Thursday, June 9, 2011

Start Here

When this journey began, I began with me.  Best place to start.  Only you know the most about you.  I started with  a blank pedigree chart similar to the one here.  I then started filling in the blanks of those family members I am most familiar with.  Mom and Dad and their parents.  Simple enough.  Now the fun part.  I had to prove the man at the kitchen table was my Dad and the woman who taught me to sew was my Grandma Jake.  So now the fun began.  Mom and I went through dozens of shoe boxes and strong boxes looking for birth certificates, baptismal information and marriage licenses.  Everything you find needs a source and a citation.  Back in the 70s, computers were not a household appliances like today.  Each family member is numbered.  With today's software programs, it's done for you.
Now, what happens if you are looking at Grandma Zaky and she's telling you she was born in America, here in Buffalo, New York but she doesn't have her birth certificate?  I'll let you know how that went next time.

Wednesday, June 8, 2011

What makes you tick?

In my late teens, early twenties, I wanted to know where I came from.  Not the "birds and the bees" where I came from; my history.  Genealogy had always been around but became more popular in the late 70s.  It all started when I gave Mom a book for Christmas which basically taught you how to grow your family tree.  I created a monster.  I've never been happier I did.

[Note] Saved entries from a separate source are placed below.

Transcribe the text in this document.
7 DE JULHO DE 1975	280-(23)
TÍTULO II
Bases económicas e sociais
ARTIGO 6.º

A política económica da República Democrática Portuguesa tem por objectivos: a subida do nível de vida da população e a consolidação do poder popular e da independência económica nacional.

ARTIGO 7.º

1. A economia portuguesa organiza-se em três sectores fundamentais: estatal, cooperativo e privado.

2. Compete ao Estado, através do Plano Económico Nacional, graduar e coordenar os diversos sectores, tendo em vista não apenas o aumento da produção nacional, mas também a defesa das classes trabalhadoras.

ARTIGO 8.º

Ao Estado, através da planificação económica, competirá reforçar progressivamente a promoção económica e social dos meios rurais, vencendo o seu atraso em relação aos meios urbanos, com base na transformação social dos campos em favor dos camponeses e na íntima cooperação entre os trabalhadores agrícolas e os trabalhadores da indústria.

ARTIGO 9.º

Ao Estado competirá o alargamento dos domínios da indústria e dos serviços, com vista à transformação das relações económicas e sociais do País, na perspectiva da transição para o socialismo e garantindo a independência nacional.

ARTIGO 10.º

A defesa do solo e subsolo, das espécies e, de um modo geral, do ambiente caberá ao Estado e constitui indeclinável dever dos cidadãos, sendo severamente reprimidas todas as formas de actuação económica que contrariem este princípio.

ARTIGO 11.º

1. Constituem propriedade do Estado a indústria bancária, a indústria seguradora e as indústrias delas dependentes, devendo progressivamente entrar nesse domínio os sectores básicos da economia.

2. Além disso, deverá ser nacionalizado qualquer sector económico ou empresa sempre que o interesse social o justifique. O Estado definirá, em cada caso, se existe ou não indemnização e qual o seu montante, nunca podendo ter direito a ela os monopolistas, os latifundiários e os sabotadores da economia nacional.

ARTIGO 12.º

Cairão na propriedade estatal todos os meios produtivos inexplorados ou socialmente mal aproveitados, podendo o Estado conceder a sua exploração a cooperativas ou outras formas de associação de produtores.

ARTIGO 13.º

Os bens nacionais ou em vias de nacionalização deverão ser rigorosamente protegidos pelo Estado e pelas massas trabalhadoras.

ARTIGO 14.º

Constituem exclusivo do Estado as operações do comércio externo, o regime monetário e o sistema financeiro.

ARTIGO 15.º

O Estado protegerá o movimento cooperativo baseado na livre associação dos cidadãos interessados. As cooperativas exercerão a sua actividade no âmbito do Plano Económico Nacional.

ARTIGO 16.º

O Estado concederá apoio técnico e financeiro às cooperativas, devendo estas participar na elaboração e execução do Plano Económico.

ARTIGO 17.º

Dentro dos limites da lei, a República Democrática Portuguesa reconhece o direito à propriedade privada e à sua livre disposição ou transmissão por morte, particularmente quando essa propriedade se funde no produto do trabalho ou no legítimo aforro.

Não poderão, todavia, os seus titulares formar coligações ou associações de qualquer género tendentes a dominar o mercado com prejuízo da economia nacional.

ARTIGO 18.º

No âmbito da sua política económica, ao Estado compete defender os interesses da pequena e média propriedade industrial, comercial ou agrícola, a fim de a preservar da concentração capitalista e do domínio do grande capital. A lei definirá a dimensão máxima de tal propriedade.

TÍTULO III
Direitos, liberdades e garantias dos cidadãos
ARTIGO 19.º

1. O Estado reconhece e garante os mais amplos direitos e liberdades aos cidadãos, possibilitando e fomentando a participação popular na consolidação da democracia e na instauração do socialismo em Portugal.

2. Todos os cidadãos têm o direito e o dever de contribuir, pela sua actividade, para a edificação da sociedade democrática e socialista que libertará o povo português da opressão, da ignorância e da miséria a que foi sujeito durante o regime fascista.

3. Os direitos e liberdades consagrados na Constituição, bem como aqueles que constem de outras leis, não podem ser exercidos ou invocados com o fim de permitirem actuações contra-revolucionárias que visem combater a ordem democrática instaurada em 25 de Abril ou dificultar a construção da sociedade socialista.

I'm assuming since I am "Dr. Frankenstein" in this case, I was given to honorary title of family historian.  And I'm very proud to be. I now have all of my mom's research as well as my own.  You've no idea how happy I am our home has an "office".  I discovered on one branch of the family, I am a descendant of Francis Cooke.  He came over on the sharp looking ship posted here.  

I'll be posting my journey through the past.  Join me if you like.  Always feel free to comment or ask questions.  I think it will fun.